Capítulo 27

Ezio regresó solo al centro de operaciones de los Asesinos en la isla Tiberina. Había tenido un buen día de trabajo al haber convertido a su causa, con discreción, a cierto número de ciudadanos resentidos. A excepción de los fieles guardias, que trabajaban vigilando el lugar, éste estaba desierto, y Ezio estaba deseando un poco de tranquilidad para pensar en un plan; pero conforme se acercaba, descubrió que tenía compañía. Era alguien que quería estar seguro de que no advirtieran su presencia y, por lo tanto, esperó hasta que el personal se hubo marchado a otra parte del edificio antes de anunciarse.

—¡Psst! ¡Ezio! ¡Aquí!

—¿Quién anda ahí?

Ezio se puso alerta al instante, aunque le parecía conocer la voz. Unos arbustos altos crecían a cada lado del camino que llevaba al cuartel general, que nadie conocía, salvo los miembros de la organización. Si por casualidad se había revelado el secreto…

—¡Ven aquí!

—¿Quién es?

—¡Soy yo!

Leonardo da Vinci, acicalado y extravagante como siempre, salió de su escondite hacia el sendero.

—¡Leo! ¡Dios mío!

Ezio, al recordar quién era ahora el nuevo señor de Leonardo, controló el impulso inicial de ir corriendo y abrazar a su viejo amigo.

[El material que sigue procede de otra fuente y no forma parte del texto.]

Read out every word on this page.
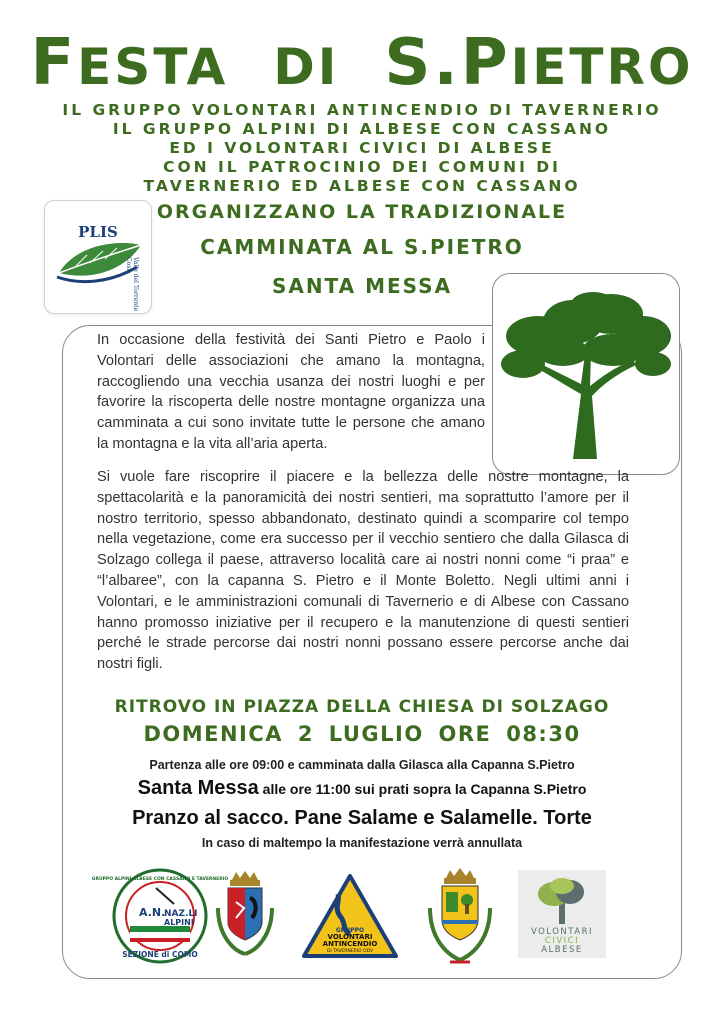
FESTA DI S.PIETRO
IL GRUPPO VOLONTARI ANTINCENDIO DI TAVERNERIO
IL GRUPPO ALPINI DI ALBESE CON CASSANO
ED I VOLONTARI CIVICI DI ALBESE
CON IL PATROCINIO DEI COMUNI DI
TAVERNERIO ED ALBESE CON CASSANO
ORGANIZZANO LA TRADIZIONALE
CAMMINATA AL S.PIETRO
SANTA MESSA
PLIS
Valle del Torrente Cosia
In occasione della festività dei Santi Pietro e Paolo i Volontari delle associazioni che amano la montagna, raccogliendo una vecchia usanza dei nostri luoghi e per favorire la riscoperta delle nostre montagne organizza una camminata a cui sono invitate tutte le persone che amano la montagna e la vita all’aria aperta.
Si vuole fare riscoprire il piacere e la bellezza delle nostre montagne, la spettacolarità e la panoramicità dei nostri sentieri, ma soprattutto l’amore per il nostro territorio, spesso abbandonato, destinato quindi a scomparire col tempo nella vegetazione, come era successo per il vecchio sentiero che dalla Gilasca di Solzago collega il paese, attraverso località care ai nostri nonni come “i praa” e “l’albaree”, con la capanna S. Pietro e il Monte Boletto. Negli ultimi anni i Volontari, e le amministrazioni comunali di Tavernerio e di Albese con Cassano hanno promosso iniziative per il recupero e la manutenzione di questi sentieri perché le strade percorse dai nostri nonni possano essere percorse anche dai nostri figli.
RITROVO IN PIAZZA DELLA CHIESA DI SOLZAGO
DOMENICA 2 LUGLIO ORE 08:30
Partenza alle ore 09:00 e camminata dalla Gilasca alla Capanna S.Pietro
Santa Messa alle ore 11:00 sui prati sopra la Capanna S.Pietro
Pranzo al sacco. Pane Salame e Salamelle. Torte
In caso di maltempo la manifestazione verrà annullata
A.N.
NAZ.LI
ALPINI
GRUPPO ALPINI ALBESE CON CASSANO E TAVERNERIO
SEZIONE di COMO
GRUPPO
VOLONTARI
ANTINCENDIO
DI TAVERNERIO ODV
VOLONTARI
CIVICI
ALBESE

Leonardo captó su reacción. Parecía un poco más viejo, pero no había perdido ni pizca de su ímpetu o de su vigoroso entusiasmo. Dio un paso hacia delante, pero mantuvo la cabeza agachada.

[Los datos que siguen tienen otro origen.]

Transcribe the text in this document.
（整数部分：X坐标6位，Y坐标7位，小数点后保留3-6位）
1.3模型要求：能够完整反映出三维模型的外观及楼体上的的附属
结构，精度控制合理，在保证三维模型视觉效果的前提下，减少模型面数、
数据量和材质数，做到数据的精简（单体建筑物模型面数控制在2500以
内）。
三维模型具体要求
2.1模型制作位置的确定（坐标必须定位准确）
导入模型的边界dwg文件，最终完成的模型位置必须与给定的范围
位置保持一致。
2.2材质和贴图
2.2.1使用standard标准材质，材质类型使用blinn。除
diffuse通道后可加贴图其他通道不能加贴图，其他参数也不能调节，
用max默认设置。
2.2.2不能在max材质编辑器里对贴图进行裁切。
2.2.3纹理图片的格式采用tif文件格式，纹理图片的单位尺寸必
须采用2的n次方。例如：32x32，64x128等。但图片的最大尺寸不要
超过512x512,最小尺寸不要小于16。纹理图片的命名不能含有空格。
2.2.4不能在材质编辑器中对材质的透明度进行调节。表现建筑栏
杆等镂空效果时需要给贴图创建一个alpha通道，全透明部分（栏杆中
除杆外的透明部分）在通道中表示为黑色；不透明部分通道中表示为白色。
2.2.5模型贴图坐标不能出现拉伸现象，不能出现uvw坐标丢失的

—No me sorprende que no muestres demasiado entusiasmo al volver a verme.

—Bueno, Leo, debo admitir que me has decepcionado.

Leonardo extendió las manos.

—Sabía que estabas detrás del allanamiento del Castel. Sólo podías haber sido tú. Así supe que seguías vivo.

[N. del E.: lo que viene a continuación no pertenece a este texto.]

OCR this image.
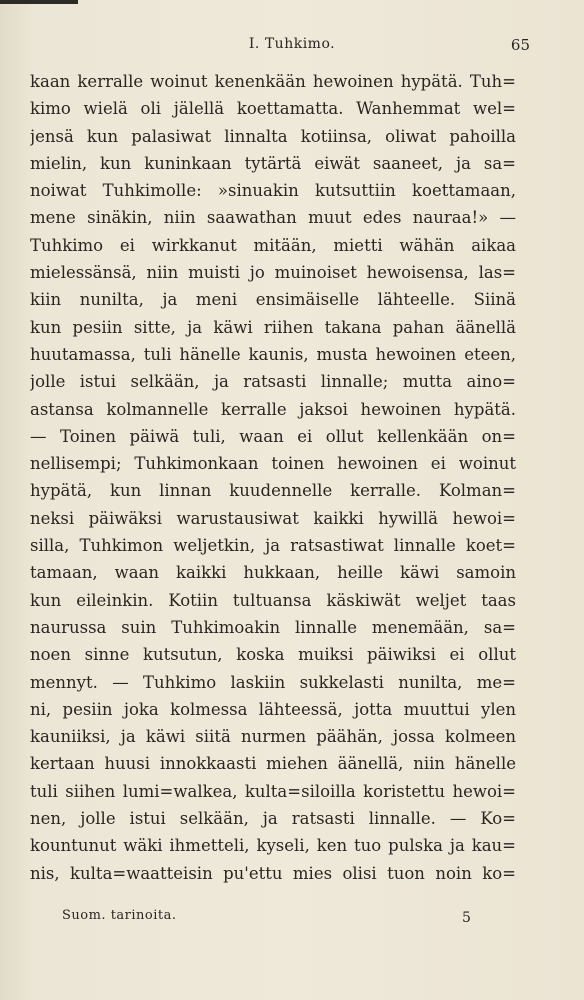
I. Tuhkimo.	65
kaan kerralle woinut kenenkään hewoinen hypätä. Tuh=
kimo wielä oli jälellä koettamatta. Wanhemmat wel=
jensä kun palasiwat linnalta kotiinsa, oliwat pahoilla
mielin, kun kuninkaan tytärtä eiwät saaneet, ja sa=
noiwat Tuhkimolle: »sinuakin kutsuttiin koettamaan,
mene sinäkin, niin saawathan muut edes nauraa!» —
Tuhkimo ei wirkkanut mitään, mietti wähän aikaa
mielessänsä, niin muisti jo muinoiset hewoisensa, las=
kiin nunilta, ja meni ensimäiselle lähteelle. Siinä
kun pesiin sitte, ja käwi riihen takana pahan äänellä
huutamassa, tuli hänelle kaunis, musta hewoinen eteen,
jolle istui selkään, ja ratsasti linnalle; mutta aino=
astansa kolmannelle kerralle jaksoi hewoinen hypätä.
— Toinen päiwä tuli, waan ei ollut kellenkään on=
nellisempi; Tuhkimonkaan toinen hewoinen ei woinut
hypätä, kun linnan kuudennelle kerralle. Kolman=
neksi päiwäksi warustausiwat kaikki hywillä hewoi=
silla, Tuhkimon weljetkin, ja ratsastiwat linnalle koet=
tamaan, waan kaikki hukkaan, heille käwi samoin
kun eileinkin. Kotiin tultuansa käskiwät weljet taas
naurussa suin Tuhkimoakin linnalle menemään, sa=
noen sinne kutsutun, koska muiksi päiwiksi ei ollut
mennyt. — Tuhkimo laskiin sukkelasti nunilta, me=
ni, pesiin joka kolmessa lähteessä, jotta muuttui ylen
kauniiksi, ja käwi siitä nurmen päähän, jossa kolmeen
kertaan huusi innokkaasti miehen äänellä, niin hänelle
tuli siihen lumi=walkea, kulta=siloilla koristettu hewoi=
nen, jolle istui selkään, ja ratsasti linnalle. — Ko=
kountunut wäki ihmetteli, kyseli, ken tuo pulska ja kau=
nis, kulta=waatteisin pu'ettu mies olisi tuon noin ko=
Suom. tarinoita.	5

—¿Estás seguro de que no han sido tus nuevos señores los que te han contado eso?

—No me cuentan nada. No soy más que un esclavo para ellos. —Se distinguió un ligero brillo en los ojos de Leonardo—. Pero tienen que confiar en mí.

—Mientras cumplas.

—Creo que soy lo bastante listo como para ir un paso por delante de ellos. —Leonardo dio otro paso hacia Ezio, con los brazos medio extendidos—. Me alegro de volver a verte, amigo mío.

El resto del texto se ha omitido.